Every time a consumer taps their card at a terminal, a carefully orchestrated exchange takes place between four distinct parties. Understanding this model is essential for anyone working in payments - it determines how money flows, who bears risk, and why interchange fees exist.

The Four Parties

Cardholder - The consumer holding the payment card. They have a contractual relationship with their issuing bank.

Merchant - The business accepting the card payment. They have a contractual relationship with their acquiring bank.

Issuer (Issuing Bank) - The bank that issued the card to the consumer. They extend credit (credit cards) or provide access to funds (debit cards), set spending limits, handle fraud screening, and bear the risk of cardholder default. Examples: Chase, Barclays, DNB.

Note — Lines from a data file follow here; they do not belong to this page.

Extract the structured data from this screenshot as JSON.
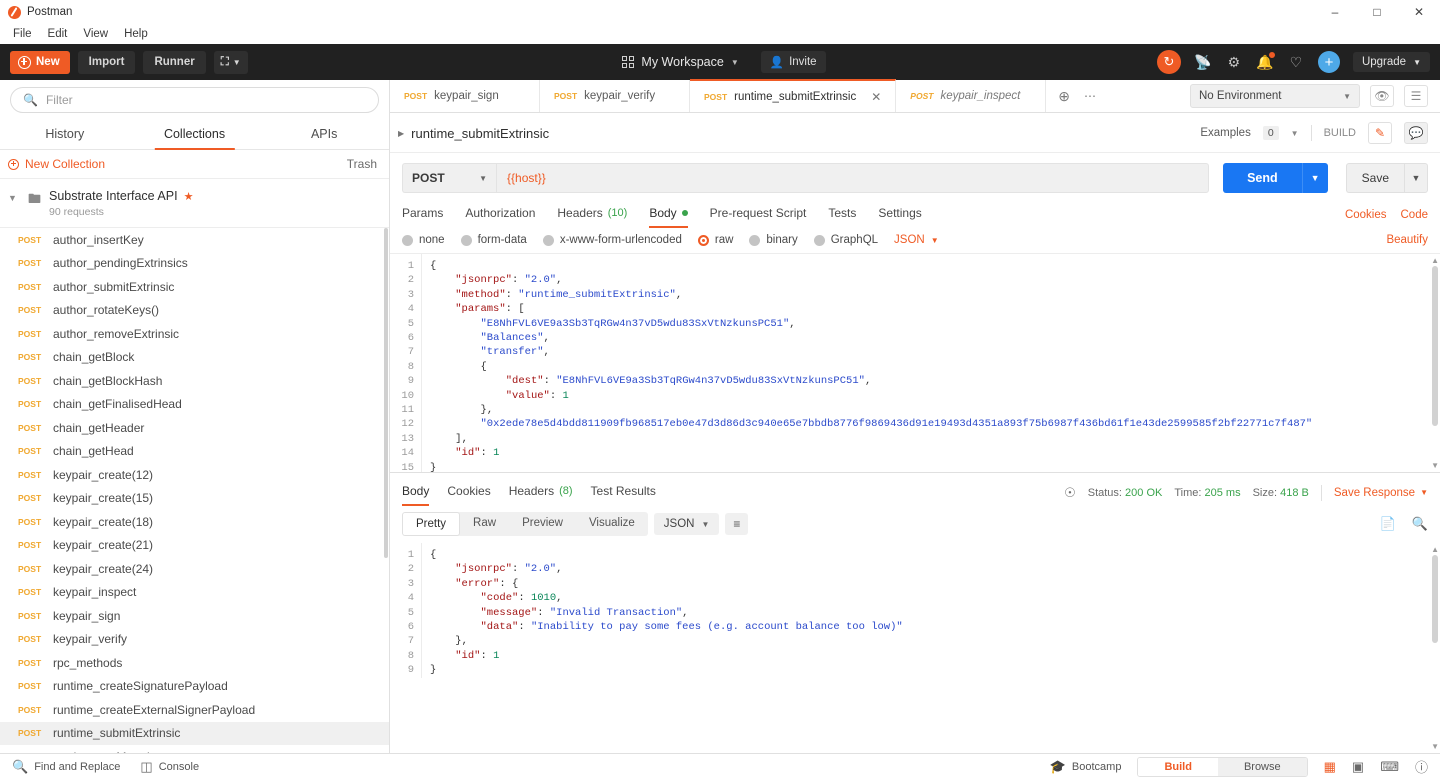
{
  "window": {
    "title": "Postman",
    "logo_icon": "postman-logo-icon",
    "minimize": "–",
    "maximize": "□",
    "close": "✕"
  },
  "menubar": [
    "File",
    "Edit",
    "View",
    "Help"
  ],
  "toolbar": {
    "new_label": "New",
    "import_label": "Import",
    "runner_label": "Runner",
    "workspace_label": "My Workspace",
    "invite_label": "Invite",
    "upgrade_label": "Upgrade",
    "icons": [
      "sync-icon",
      "satellite-icon",
      "gear-icon",
      "bell-icon",
      "heart-icon",
      "add-account-icon"
    ]
  },
  "sidebar": {
    "filter_placeholder": "Filter",
    "tabs": [
      {
        "label": "History",
        "active": false
      },
      {
        "label": "Collections",
        "active": true
      },
      {
        "label": "APIs",
        "active": false
      }
    ],
    "new_collection_label": "New Collection",
    "trash_label": "Trash",
    "collection": {
      "name": "Substrate Interface API",
      "subtitle": "90 requests",
      "starred": true
    },
    "requests": [
      {
        "method": "POST",
        "name": "author_insertKey",
        "selected": false
      },
      {
        "method": "POST",
        "name": "author_pendingExtrinsics",
        "selected": false
      },
      {
        "method": "POST",
        "name": "author_submitExtrinsic",
        "selected": false
      },
      {
        "method": "POST",
        "name": "author_rotateKeys()",
        "selected": false
      },
      {
        "method": "POST",
        "name": "author_removeExtrinsic",
        "selected": false
      },
      {
        "method": "POST",
        "name": "chain_getBlock",
        "selected": false
      },
      {
        "method": "POST",
        "name": "chain_getBlockHash",
        "selected": false
      },
      {
        "method": "POST",
        "name": "chain_getFinalisedHead",
        "selected": false
      },
      {
        "method": "POST",
        "name": "chain_getHeader",
        "selected": false
      },
      {
        "method": "POST",
        "name": "chain_getHead",
        "selected": false
      },
      {
        "method": "POST",
        "name": "keypair_create(12)",
        "selected": false
      },
      {
        "method": "POST",
        "name": "keypair_create(15)",
        "selected": false
      },
      {
        "method": "POST",
        "name": "keypair_create(18)",
        "selected": false
      },
      {
        "method": "POST",
        "name": "keypair_create(21)",
        "selected": false
      },
      {
        "method": "POST",
        "name": "keypair_create(24)",
        "selected": false
      },
      {
        "method": "POST",
        "name": "keypair_inspect",
        "selected": false
      },
      {
        "method": "POST",
        "name": "keypair_sign",
        "selected": false
      },
      {
        "method": "POST",
        "name": "keypair_verify",
        "selected": false
      },
      {
        "method": "POST",
        "name": "rpc_methods",
        "selected": false
      },
      {
        "method": "POST",
        "name": "runtime_createSignaturePayload",
        "selected": false
      },
      {
        "method": "POST",
        "name": "runtime_createExternalSignerPayload",
        "selected": false
      },
      {
        "method": "POST",
        "name": "runtime_submitExtrinsic",
        "selected": true
      },
      {
        "method": "POST",
        "name": "runtime_getMetadata",
        "selected": false
      }
    ]
  },
  "request_tabs": [
    {
      "method": "POST",
      "name": "keypair_sign",
      "active": false,
      "italic": false
    },
    {
      "method": "POST",
      "name": "keypair_verify",
      "active": false,
      "italic": false
    },
    {
      "method": "POST",
      "name": "runtime_submitExtrinsic",
      "active": true,
      "italic": false
    },
    {
      "method": "POST",
      "name": "keypair_inspect",
      "active": false,
      "italic": true
    }
  ],
  "environment": {
    "selected": "No Environment",
    "eye_icon": "eye-icon",
    "settings_icon": "env-settings-icon"
  },
  "request": {
    "title": "runtime_submitExtrinsic",
    "examples_label": "Examples",
    "examples_count": "0",
    "build_label": "BUILD",
    "method": "POST",
    "url": "{{host}}",
    "send_label": "Send",
    "save_label": "Save",
    "tabs": [
      {
        "label": "Params",
        "active": false,
        "count": ""
      },
      {
        "label": "Authorization",
        "active": false,
        "count": ""
      },
      {
        "label": "Headers",
        "active": false,
        "count": "(10)"
      },
      {
        "label": "Body",
        "active": true,
        "count": ""
      },
      {
        "label": "Pre-request Script",
        "active": false,
        "count": ""
      },
      {
        "label": "Tests",
        "active": false,
        "count": ""
      },
      {
        "label": "Settings",
        "active": false,
        "count": ""
      }
    ],
    "cookies_link": "Cookies",
    "code_link": "Code",
    "body_options": [
      {
        "label": "none",
        "selected": false
      },
      {
        "label": "form-data",
        "selected": false
      },
      {
        "label": "x-www-form-urlencoded",
        "selected": false
      },
      {
        "label": "raw",
        "selected": true
      },
      {
        "label": "binary",
        "selected": false
      },
      {
        "label": "GraphQL",
        "selected": false
      }
    ],
    "format": "JSON",
    "beautify_label": "Beautify",
    "body_lines": [
      {
        "n": "1",
        "text": "{"
      },
      {
        "n": "2",
        "text": "    \"jsonrpc\": \"2.0\","
      },
      {
        "n": "3",
        "text": "    \"method\": \"runtime_submitExtrinsic\","
      },
      {
        "n": "4",
        "text": "    \"params\": ["
      },
      {
        "n": "5",
        "text": "        \"E8NhFVL6VE9a3Sb3TqRGw4n37vD5wdu83SxVtNzkunsPC51\","
      },
      {
        "n": "6",
        "text": "        \"Balances\","
      },
      {
        "n": "7",
        "text": "        \"transfer\","
      },
      {
        "n": "8",
        "text": "        {"
      },
      {
        "n": "9",
        "text": "            \"dest\": \"E8NhFVL6VE9a3Sb3TqRGw4n37vD5wdu83SxVtNzkunsPC51\","
      },
      {
        "n": "10",
        "text": "            \"value\": 1"
      },
      {
        "n": "11",
        "text": "        },"
      },
      {
        "n": "12",
        "text": "        \"0x2ede78e5d4bdd811909fb968517eb0e47d3d86d3c940e65e7bbdb8776f9869436d91e19493d4351a893f75b6987f436bd61f1e43de2599585f2bf22771c7f487\""
      },
      {
        "n": "13",
        "text": "    ],"
      },
      {
        "n": "14",
        "text": "    \"id\": 1"
      },
      {
        "n": "15",
        "text": "}"
      }
    ]
  },
  "response": {
    "tabs": [
      {
        "label": "Body",
        "active": true,
        "count": ""
      },
      {
        "label": "Cookies",
        "active": false,
        "count": ""
      },
      {
        "label": "Headers",
        "active": false,
        "count": "(8)"
      },
      {
        "label": "Test Results",
        "active": false,
        "count": ""
      }
    ],
    "status_label": "Status:",
    "status_value": "200 OK",
    "time_label": "Time:",
    "time_value": "205 ms",
    "size_label": "Size:",
    "size_value": "418 B",
    "save_response_label": "Save Response",
    "view_modes": [
      {
        "label": "Pretty",
        "active": true
      },
      {
        "label": "Raw",
        "active": false
      },
      {
        "label": "Preview",
        "active": false
      },
      {
        "label": "Visualize",
        "active": false
      }
    ],
    "format": "JSON",
    "wrap_icon": "word-wrap-icon",
    "copy_icon": "copy-icon",
    "search_icon": "search-icon",
    "body_lines": [
      {
        "n": "1",
        "text": "{"
      },
      {
        "n": "2",
        "text": "    \"jsonrpc\": \"2.0\","
      },
      {
        "n": "3",
        "text": "    \"error\": {"
      },
      {
        "n": "4",
        "text": "        \"code\": 1010,"
      },
      {
        "n": "5",
        "text": "        \"message\": \"Invalid Transaction\","
      },
      {
        "n": "6",
        "text": "        \"data\": \"Inability to pay some fees (e.g. account balance too low)\""
      },
      {
        "n": "7",
        "text": "    },"
      },
      {
        "n": "8",
        "text": "    \"id\": 1"
      },
      {
        "n": "9",
        "text": "}"
      }
    ]
  },
  "statusbar": {
    "find_replace_label": "Find and Replace",
    "console_label": "Console",
    "bootcamp_label": "Bootcamp",
    "build_label": "Build",
    "browse_label": "Browse",
    "icons": [
      "two-pane-icon",
      "single-pane-icon",
      "keyboard-icon",
      "help-icon"
    ]
  },
  "colors": {
    "accent": "#ef5b25",
    "send": "#1977f3",
    "method": "#f0a830",
    "success": "#3aa34c",
    "toolbar_bg": "#212121"
  }
}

Acquirer (Acquiring Bank) - The bank or payment institution that processes card payments on behalf of the merchant. They maintain the merchant relationship, provide the terminal or payment gateway, and settle funds to the merchant's account. Examples: Worldpay, Adyen, Stripe, Nexi.

The Scheme's Role

Visa and Mastercard sit in the middle - they don't issue cards and they don't acquire merchants. They operate the network that connects issuers and acquirers, set the rules, and route transactions. This is why it's called the "four-party" model, even though the scheme is a fifth participant.

How Money Flows

When a cardholder makes a €100 purchase:

The issuer debits €100 from the cardholder's account; The issuer pays the acquirer €100 minus the interchange fee (e.g., €99.70); The acquirer pays the merchant €100 minus the merchant discount rate (e.g., €99.00). The merchant discount rate (MDR) typically comprises three components: interchange (paid to issuer), scheme fee (paid to Visa/MC), and acquirer markup (retained by acquirer). Interchange is by far the largest component, typically 0.2–0.3% for debit cards and 0.3–1.5% for credit cards in the EU (capped by the Interchange Fee Regulation).

Three-Party vs Four-Party

American Express and Discover traditionally operate a three-party model - they are both the issuer and the acquirer. This gives them direct relationships with both cardholders and merchants, more control over pricing, but also more balance sheet risk. Amex has increasingly moved toward a hybrid model, licensing third-party banks to issue Amex cards.

Why Co-Badging Matters

In Europe, the Interchange Fee Regulation (IFR) requires that debit cards can carry multiple scheme logos - for example, a German girocard co-badged with Visa, or a Norwegian BankAxept card co-badged with Mastercard. At the point of sale, the terminal or cardholder may choose which scheme processes the transaction. This promotes competition and can reduce costs for merchants.

Co-badging is a key battleground: domestic schemes (girocard, BankAxept, Dankort, Cartes Bancaires) compete with Visa and Mastercard for transaction routing, particularly for in-store debit purchases.

Key Takeaway

The four-party model creates a marketplace dynamic: issuers compete for cardholders, acquirers compete for merchants, and schemes compete for routing volume. Understanding these incentives is fundamental to understanding card payment economics.